C’est ce même Orry que Rabelais a baptisé quelque part nostre maistre Doribus. Voici, sur l’interrogatoire que cet homme fit subir à Dolet, une épigramme contemporaine, digne assurément de sortir de l’oubli dans lequel la plupart des biographes mes prédécesseurs ont cru devoir la laisser[123].

Dolet, enquis sur les poincts de la foy,

Dist à Orry qui faisoit son enqueste:

«Ce que tu crois, certes! je ne le croy;

«Ce que je croy ne fut oncq en ta teste.»

Orry, pensant l’avoir prins, en feit feste;

Luy demanda: «Qu’est-ce que tu crois doncq?»

«Je croy, dist-il, que tu n’es qu’une beste;

«Et suys certain que tu ne le creus oncq.»

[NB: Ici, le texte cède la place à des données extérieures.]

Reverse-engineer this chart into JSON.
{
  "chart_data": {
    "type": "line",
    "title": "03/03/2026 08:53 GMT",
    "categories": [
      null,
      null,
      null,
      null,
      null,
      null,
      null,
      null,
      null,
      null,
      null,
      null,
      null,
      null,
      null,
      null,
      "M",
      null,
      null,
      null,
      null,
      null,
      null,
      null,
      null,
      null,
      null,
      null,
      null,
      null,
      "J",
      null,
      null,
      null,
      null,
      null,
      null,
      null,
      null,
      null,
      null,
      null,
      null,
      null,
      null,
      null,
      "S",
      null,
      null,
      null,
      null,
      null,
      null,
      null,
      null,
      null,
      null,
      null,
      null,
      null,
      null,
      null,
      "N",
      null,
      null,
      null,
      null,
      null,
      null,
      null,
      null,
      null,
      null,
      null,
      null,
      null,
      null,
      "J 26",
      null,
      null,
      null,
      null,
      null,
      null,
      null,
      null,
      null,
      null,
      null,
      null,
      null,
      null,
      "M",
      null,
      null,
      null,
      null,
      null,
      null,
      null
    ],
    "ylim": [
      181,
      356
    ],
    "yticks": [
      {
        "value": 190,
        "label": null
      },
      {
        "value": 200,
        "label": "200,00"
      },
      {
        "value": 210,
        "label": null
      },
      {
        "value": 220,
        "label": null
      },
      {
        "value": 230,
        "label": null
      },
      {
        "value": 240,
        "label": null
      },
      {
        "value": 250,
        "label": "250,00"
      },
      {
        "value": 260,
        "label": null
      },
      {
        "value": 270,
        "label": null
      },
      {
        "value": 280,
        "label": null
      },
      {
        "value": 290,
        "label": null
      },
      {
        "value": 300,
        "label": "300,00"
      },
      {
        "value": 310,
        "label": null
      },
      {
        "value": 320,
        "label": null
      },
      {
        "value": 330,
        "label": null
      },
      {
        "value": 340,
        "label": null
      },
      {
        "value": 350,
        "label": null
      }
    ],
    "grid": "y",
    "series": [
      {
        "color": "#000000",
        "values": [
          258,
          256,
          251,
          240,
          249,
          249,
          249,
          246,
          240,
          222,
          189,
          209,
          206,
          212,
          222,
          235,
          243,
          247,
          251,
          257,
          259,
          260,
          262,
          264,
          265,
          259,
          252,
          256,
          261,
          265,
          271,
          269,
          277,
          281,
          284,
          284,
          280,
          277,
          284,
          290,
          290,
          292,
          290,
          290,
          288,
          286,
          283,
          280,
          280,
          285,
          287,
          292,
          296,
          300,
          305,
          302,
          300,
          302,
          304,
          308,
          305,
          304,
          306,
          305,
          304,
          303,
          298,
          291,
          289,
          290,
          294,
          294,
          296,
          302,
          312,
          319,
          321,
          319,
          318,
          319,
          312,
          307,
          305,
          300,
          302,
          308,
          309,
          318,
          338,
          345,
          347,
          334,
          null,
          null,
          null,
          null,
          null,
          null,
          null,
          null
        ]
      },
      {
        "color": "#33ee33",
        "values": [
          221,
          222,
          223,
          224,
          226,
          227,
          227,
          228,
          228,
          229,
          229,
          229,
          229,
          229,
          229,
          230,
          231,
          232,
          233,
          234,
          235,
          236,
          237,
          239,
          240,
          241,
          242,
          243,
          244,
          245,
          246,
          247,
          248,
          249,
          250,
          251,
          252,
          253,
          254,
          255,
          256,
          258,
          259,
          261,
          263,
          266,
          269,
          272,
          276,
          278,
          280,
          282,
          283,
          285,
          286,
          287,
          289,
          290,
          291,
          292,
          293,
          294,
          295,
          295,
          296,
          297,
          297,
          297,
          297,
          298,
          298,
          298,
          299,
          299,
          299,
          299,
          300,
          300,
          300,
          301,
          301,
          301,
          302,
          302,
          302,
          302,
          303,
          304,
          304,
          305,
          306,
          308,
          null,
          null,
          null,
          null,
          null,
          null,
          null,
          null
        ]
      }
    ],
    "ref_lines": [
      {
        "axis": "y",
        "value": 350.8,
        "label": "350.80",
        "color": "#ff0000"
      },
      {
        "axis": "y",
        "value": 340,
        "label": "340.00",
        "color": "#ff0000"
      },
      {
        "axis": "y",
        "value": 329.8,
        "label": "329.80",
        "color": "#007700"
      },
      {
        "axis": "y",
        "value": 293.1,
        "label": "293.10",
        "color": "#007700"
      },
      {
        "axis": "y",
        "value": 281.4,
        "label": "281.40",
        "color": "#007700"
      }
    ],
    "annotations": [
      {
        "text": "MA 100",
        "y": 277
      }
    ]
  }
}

Revenons à Dolet. En présence de son bûcher qui s’élevait déjà, ou peu s’en fallait, le pauvre imprimeur s’adressa de rechef à la clémence royale; il protesta de toutes ses forces, «que, en tous et chascun les livres qu’il avoit composez et imprimez, tant de luy que après les aultres, et en ceulx ès quelz il avoit mis seulement les epistres liminaires, il n’avoit entendu ni entendoit qu’il y eust aulcune erreur ou chose mal sentant de la foy, et contre les commandements de Dieu et de nostre mère saincte Eglise... Et quant à ce qu’il avoit esté trouvé mangeant chair ès jours prohibez et deffenduz par l’Eglise, ce avoit esté par le conseil du medecin, à cause d’une longue maladie qu’il avoit, et par permission expresse de l’official et des ministres de saincte Eglise, ne entendant par cela aulcunement avoir scandalisé ne contempné les institutions d’ycelle, qu’il approuve et veult entièrement ensuivre comme filz d’obédience[124]».